A composite visual of a supercomputing testbed. Image courtesy of Jeff London/Pacific Northwest National Laboratory.

For as long as researchers have applied artificial intelligence techniques, they’ve had an insatiable demand to manage and store big data. Use of AI – an iterative processes in which algorithms train computers to recognize patterns in data – has skyrocketed over the past decade and will continue to contribute even more to science and society while accelerating demand for, and innovation in, storage and memory.

Now, researchers at Pacific Northwest National Laboratory (PNNL) in Richland, Washington, and Micron, a Boise, Idaho, memory and storage semiconductor company, are developing an advanced memory system to support AI for scientific computing. The work, sponsored by the Advanced Scientific Computing Research (ASCR) program in the Department of Energy (DOE), will help assess emerging memory technologies for DOE Office of Science projects that employ artificial intelligence.

“A renaissance has occurred in the last five years,” says James Ang, PNNL’s chief scientist for computing and the lab’s project leader.

GPUs – graphics processing units, a mainstay of gaming – have become a staple in boosting computing performance and have let AI improve, scale and support many commercial applications. “Most of the performance improvements have been on the processor side,” Ang notes. “But recently, we’ve been falling short on performance improvements, and it’s because we’re actually more memory-bound. That bottleneck increases the urgency and priority in memory resource research.”

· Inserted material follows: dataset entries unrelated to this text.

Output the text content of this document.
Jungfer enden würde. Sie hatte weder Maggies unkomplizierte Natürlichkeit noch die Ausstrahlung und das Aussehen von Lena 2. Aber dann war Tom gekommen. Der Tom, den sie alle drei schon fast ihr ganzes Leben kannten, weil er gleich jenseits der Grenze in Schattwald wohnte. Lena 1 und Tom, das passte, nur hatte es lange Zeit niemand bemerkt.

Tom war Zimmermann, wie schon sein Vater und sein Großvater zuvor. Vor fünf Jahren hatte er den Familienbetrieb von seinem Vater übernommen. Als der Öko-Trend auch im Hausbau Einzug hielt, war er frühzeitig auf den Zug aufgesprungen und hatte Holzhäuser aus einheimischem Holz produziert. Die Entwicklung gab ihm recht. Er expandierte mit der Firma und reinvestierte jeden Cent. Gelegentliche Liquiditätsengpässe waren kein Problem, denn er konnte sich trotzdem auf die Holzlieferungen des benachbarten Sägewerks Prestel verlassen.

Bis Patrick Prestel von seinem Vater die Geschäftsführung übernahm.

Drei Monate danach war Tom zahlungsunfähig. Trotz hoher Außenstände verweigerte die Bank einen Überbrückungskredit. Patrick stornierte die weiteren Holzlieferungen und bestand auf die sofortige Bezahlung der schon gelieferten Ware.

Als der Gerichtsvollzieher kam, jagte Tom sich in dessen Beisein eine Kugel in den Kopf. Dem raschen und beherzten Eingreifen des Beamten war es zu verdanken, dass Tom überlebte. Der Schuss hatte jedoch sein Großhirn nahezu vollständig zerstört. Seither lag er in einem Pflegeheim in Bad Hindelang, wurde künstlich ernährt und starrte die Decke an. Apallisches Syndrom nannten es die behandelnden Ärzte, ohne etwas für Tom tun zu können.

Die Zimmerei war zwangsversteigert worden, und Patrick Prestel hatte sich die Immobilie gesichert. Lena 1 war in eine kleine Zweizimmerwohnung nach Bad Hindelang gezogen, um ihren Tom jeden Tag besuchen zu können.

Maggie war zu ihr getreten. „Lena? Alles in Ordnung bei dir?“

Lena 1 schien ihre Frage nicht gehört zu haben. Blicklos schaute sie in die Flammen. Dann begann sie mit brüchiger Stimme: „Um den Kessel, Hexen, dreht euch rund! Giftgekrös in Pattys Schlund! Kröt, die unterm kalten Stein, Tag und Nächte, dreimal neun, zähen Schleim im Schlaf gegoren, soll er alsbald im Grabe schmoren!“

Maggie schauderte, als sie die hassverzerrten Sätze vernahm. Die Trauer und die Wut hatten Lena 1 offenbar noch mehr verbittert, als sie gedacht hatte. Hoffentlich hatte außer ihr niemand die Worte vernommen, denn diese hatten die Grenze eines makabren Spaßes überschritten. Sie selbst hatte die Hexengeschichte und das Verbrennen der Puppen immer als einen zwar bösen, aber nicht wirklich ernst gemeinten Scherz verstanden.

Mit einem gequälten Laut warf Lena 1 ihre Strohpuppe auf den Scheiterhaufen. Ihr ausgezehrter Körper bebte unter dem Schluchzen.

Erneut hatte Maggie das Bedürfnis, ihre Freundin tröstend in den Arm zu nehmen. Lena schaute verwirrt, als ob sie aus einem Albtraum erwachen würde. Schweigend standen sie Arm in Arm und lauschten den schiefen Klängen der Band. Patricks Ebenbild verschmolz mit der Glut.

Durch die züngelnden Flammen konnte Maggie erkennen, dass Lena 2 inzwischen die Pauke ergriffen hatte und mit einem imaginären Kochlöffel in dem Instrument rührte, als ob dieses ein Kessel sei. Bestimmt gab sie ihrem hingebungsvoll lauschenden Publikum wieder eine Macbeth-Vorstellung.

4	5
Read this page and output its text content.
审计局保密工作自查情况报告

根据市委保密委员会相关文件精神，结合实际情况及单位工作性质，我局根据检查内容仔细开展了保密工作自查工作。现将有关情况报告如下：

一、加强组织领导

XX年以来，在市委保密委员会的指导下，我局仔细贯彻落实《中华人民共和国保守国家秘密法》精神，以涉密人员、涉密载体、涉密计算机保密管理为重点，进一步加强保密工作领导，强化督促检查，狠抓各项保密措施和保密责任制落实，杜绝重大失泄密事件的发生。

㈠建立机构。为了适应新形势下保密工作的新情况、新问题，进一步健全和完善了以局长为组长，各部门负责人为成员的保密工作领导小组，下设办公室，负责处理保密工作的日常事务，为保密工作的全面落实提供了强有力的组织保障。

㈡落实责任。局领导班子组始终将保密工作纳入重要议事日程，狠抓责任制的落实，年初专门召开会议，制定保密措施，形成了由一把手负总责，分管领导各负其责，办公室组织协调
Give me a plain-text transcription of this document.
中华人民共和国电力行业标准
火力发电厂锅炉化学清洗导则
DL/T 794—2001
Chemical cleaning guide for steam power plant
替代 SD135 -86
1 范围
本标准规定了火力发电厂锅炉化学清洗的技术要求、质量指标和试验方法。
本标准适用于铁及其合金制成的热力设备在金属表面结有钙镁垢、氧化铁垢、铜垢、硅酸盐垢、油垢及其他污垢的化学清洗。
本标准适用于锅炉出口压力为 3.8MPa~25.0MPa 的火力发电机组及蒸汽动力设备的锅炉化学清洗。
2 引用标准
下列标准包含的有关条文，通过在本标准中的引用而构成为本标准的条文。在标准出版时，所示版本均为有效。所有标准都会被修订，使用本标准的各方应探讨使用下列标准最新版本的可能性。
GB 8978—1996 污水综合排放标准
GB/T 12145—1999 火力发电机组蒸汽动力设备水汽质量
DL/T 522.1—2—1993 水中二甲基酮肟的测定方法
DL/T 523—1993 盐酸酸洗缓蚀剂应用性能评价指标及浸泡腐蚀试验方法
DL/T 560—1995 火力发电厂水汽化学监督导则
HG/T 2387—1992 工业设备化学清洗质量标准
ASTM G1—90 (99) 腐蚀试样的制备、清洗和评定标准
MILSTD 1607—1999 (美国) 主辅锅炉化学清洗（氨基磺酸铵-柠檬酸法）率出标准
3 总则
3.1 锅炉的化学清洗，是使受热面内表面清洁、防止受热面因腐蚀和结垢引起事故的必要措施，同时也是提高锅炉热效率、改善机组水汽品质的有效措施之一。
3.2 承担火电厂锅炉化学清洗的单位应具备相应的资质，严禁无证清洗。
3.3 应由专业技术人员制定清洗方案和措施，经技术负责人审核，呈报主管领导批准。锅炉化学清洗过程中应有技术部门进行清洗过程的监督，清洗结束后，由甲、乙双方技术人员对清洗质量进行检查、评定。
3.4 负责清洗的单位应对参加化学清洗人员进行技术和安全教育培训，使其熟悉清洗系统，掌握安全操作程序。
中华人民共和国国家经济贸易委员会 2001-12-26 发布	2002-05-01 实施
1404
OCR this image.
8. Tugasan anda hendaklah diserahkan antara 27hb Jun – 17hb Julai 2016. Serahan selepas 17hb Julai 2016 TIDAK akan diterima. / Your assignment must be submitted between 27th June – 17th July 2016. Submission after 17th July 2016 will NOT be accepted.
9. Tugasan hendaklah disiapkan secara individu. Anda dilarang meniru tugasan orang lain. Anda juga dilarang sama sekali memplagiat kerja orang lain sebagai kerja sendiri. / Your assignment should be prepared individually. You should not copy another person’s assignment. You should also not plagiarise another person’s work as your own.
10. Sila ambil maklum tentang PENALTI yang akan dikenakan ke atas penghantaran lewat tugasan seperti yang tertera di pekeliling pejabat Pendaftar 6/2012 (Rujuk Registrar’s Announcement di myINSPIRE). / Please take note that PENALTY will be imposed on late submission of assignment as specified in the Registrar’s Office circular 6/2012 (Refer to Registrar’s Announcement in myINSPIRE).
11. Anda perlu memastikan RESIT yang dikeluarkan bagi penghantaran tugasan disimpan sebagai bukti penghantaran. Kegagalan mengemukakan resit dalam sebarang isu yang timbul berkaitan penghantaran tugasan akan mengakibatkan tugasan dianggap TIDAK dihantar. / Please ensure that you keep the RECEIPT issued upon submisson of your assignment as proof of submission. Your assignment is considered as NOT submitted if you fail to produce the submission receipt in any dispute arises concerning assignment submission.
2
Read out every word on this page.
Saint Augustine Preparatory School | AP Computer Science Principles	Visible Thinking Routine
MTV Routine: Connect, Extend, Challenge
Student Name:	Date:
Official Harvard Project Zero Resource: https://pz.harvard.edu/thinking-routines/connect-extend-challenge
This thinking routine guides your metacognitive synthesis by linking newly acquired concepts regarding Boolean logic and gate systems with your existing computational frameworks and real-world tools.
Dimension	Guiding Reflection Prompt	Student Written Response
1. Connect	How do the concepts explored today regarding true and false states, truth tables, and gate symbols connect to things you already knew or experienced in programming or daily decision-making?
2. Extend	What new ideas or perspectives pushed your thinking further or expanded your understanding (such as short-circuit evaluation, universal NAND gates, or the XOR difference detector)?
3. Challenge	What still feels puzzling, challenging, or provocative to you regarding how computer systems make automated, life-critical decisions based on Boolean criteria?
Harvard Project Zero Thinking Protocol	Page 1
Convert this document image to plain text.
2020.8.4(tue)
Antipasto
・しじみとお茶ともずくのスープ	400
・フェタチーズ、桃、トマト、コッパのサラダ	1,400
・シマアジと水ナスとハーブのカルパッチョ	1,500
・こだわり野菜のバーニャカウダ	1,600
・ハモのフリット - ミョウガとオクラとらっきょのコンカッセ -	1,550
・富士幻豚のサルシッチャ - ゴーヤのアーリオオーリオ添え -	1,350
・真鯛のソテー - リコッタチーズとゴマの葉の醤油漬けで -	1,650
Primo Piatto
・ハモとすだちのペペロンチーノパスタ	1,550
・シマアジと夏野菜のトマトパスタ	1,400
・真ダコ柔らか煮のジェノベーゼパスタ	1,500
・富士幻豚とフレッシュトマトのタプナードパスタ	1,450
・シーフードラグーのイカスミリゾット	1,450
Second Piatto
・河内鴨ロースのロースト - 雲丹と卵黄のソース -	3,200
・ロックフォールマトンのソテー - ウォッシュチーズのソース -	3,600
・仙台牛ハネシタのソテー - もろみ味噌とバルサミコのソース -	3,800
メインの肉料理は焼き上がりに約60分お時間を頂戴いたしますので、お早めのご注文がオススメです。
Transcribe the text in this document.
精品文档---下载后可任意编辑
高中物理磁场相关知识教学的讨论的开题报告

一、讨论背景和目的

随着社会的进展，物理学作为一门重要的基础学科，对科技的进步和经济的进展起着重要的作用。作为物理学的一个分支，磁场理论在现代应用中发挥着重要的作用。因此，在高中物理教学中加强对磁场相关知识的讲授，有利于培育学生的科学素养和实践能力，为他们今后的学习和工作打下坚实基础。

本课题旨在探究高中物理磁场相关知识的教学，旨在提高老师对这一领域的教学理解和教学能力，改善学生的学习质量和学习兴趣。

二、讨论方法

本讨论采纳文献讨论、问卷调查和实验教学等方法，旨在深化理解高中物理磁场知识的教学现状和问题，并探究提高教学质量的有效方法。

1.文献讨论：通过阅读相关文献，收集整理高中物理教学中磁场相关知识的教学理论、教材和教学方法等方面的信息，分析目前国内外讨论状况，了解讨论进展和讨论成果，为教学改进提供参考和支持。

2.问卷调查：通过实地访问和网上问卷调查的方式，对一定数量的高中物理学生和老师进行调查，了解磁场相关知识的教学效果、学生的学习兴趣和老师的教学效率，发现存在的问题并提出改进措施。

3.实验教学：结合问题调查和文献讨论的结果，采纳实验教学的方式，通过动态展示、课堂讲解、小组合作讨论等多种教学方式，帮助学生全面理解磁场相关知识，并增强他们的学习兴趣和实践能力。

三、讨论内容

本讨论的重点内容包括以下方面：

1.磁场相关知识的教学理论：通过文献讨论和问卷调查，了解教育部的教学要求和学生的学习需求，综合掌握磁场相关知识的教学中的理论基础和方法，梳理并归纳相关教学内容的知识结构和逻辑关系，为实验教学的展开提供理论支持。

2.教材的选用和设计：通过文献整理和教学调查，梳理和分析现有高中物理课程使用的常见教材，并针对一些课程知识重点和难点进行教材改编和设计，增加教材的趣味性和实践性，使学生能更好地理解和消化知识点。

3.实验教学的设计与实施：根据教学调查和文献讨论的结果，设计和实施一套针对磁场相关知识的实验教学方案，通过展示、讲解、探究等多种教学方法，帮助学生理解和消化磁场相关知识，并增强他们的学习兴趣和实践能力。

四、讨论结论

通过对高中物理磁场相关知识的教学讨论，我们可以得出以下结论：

Micron has been inventing computer memory devices since its founding. For this collaboration, the partners will apply an industry-standard data interface called Compute Express Link (CXL) to join memory from various processing units deployed for scientific simulations.

Tony Brewer, Micron’s chief architect of near-data computing, says the collaboration aims to blend old and new memory technologies to boost high-performance computing (HPC) workloads. “We have efforts that look at how we could improve the memory devices themselves and efforts that look at how we can take traditional high-performance memory devices and run applications more efficiently.”

A centralized memory pool would help mitigate the issue of over-provisioning the memory.

In HPC systems that deploy AI, high performance but low-capacity memory (typically gigabytes in capacity) is typically coupled to the GPUs, whereas a conventional system with low-performance but high capacity memory (terabytes) is loosely coupled via the traditional HPC workhorses, central processing units (CPUs). With PNNL, Micron will create proof-of-concept shared GPU and CPU systems and combine them with additional external storage devices in the hundreds of terabytes range. Future systems will need rapid access to petabytes of memory – a thousand times more capacity than on a single GPU or CPU.

This will create a third level of memory hierarchy, Brewer explains. “The host would have some local memory, the GPU would have some local memory, but the main capacity memory is accessible to all compute resources across a switch, which would allow scaling of much larger systems.” This unified memory would let researchers using deep-learning algorithms to run a simulation while its results simultaneously feed back to the algorithm.

A centralized memory system also benefits operations because an algorithm or scientific simulation can share data with, say, another program that’s tasked with analyzing those data. These converged application workflows are typical in DOE’s scientific discovery challenges. Sharing memory and moving it around involves other technical resources, says Andrés Márquez, a PNNL senior computer scientist. This centralized memory pool, on the other hand, would help mitigate the issue of over-provisioning the memory.

Márquez explains that because AI-aided data-driven science will rapidly drive up demand for memory, an application can’t afford to partition and strand the memory so that it keeps “piling up underutilized at various processing units. Having the capability of reducing that over-provisioning and getting more bang out of your buck by sharing that data across all those devices and different stages of workflow cannot be overemphasized.”

Some of PNNL’s AI algorithms can underperform when memory is challenging or slow to access, Márquez says. In PNNL’s computational chemistry group, for instance, researchers use AI to study water’s molecular dynamics to see how it aggregates and interacts with other compounds. Water is a common solvent for commercial processes, so running simulations to understand how it acts with a molecule of interest is important. A separate research team at Richland is using AI and neural networks to modernize the power grid’s transmission lines.

Micron’s Brewer is excited not only to develop tools with PNNL but also for future commercial use – by any company working on large-scale data analysis. “We are looking at algorithms,” he says, “and understanding how we can advance these memory technologies to better meet the needs of those applications.” PNNL’s computational science problems provide Micron a way to observe applications that will most stress the memory. Those findings will help Brewer and colleagues develop products that help industry meet its memory requirements.

Ang, too, expects the project to help artificial intelligence at large, pointing out that the Micron partnership isn’t “just a specialized one-off for DOE or scientific computing. The hope is that we’re going to break new ground and understand how we can support applications with pooled memory in a way that can be communicated to the community through enhancements to the CXL standard.”